Shania co-wrote the song with then-husband, songwriter/producer Robert John “Mutt” Lange. Lange, who has produced AC/DC, Def Leppard, The Boomtown Rats, Foreigner, Michael Bolton, The Cars, Bryan Adams, Huey Lewis and the News, Billy Ocean, Celine Dion, Britney Spears, The Corrs, Maroon 5, Lady Gaga, Nickelback, and Muse, later produced Twain’s subsequent album Come On Over. According to the RIAA, the album became the best-selling country music album ever released and the best-selling studio album ever released by a female artist in any genre

After an instrumental break, a now-familiar chorus starts at 3:05 — but doesn’t get a chance to complete itself before 3:15 brings a second start for the chorus, this time a full step higher. Many thanks to Ziyad for another great contribution!

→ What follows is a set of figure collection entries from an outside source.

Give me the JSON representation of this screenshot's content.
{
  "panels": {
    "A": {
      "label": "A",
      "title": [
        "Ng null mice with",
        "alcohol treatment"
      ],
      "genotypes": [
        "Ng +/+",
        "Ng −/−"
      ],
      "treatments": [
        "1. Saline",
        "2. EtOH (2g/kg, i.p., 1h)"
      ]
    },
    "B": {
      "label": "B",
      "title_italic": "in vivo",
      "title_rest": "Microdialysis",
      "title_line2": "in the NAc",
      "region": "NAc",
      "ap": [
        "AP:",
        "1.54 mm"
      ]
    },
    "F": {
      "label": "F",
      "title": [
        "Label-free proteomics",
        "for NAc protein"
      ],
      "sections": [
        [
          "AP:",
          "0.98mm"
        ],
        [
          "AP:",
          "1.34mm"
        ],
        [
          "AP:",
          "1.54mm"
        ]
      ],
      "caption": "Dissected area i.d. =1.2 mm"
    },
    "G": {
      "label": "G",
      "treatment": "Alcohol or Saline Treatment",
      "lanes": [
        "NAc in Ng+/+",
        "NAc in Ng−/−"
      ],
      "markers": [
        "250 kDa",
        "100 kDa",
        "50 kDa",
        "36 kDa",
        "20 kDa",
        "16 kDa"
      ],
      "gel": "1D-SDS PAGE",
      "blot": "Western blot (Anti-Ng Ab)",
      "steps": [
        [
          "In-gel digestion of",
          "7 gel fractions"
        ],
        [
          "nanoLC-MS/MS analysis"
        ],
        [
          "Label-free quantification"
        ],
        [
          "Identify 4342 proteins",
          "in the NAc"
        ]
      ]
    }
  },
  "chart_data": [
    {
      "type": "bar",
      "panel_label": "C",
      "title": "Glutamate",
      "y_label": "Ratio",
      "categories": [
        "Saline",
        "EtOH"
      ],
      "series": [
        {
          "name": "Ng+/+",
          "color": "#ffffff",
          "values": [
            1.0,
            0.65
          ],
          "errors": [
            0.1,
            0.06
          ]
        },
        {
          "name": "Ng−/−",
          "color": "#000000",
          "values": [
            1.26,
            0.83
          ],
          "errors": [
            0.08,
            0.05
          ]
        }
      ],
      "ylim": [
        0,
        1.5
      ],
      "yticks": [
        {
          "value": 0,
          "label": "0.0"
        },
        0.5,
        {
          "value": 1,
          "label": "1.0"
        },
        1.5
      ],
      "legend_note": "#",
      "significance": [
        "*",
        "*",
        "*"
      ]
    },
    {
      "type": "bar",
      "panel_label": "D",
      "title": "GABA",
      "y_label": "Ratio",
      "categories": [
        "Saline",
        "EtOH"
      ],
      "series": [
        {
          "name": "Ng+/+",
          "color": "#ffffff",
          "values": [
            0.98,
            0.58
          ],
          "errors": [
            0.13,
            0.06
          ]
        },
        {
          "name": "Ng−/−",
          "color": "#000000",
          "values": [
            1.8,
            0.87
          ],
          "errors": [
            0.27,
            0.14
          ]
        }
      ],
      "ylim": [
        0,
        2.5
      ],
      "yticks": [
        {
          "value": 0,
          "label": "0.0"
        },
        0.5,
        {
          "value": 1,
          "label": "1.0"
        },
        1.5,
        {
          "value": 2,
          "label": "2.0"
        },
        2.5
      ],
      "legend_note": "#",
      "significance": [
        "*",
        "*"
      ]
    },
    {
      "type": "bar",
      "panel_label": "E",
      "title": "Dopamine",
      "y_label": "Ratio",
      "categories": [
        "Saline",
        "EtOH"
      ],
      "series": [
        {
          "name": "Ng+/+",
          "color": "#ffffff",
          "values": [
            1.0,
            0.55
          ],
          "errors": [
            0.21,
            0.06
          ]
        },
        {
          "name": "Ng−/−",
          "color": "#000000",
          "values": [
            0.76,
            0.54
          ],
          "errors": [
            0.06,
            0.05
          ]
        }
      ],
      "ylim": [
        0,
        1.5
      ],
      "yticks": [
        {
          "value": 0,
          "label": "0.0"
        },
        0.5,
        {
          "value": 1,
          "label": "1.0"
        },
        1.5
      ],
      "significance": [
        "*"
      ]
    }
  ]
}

No More Wasted Time (from “If/Then”)

“No More Wasted Time” is from the 2014 musical If/Then, featuring a Tony-nominated score by Tom Kitt and Brian Yorkey. The music incorporates folk elements with a contemporary edge. Performed here by original cast members Idina Menzel, LaChanze, Jenn Colella, and Tamika Lawrence, the song begins in Db and builds into a dramatic modulation up to Eb coming out of the bridge at 2:44.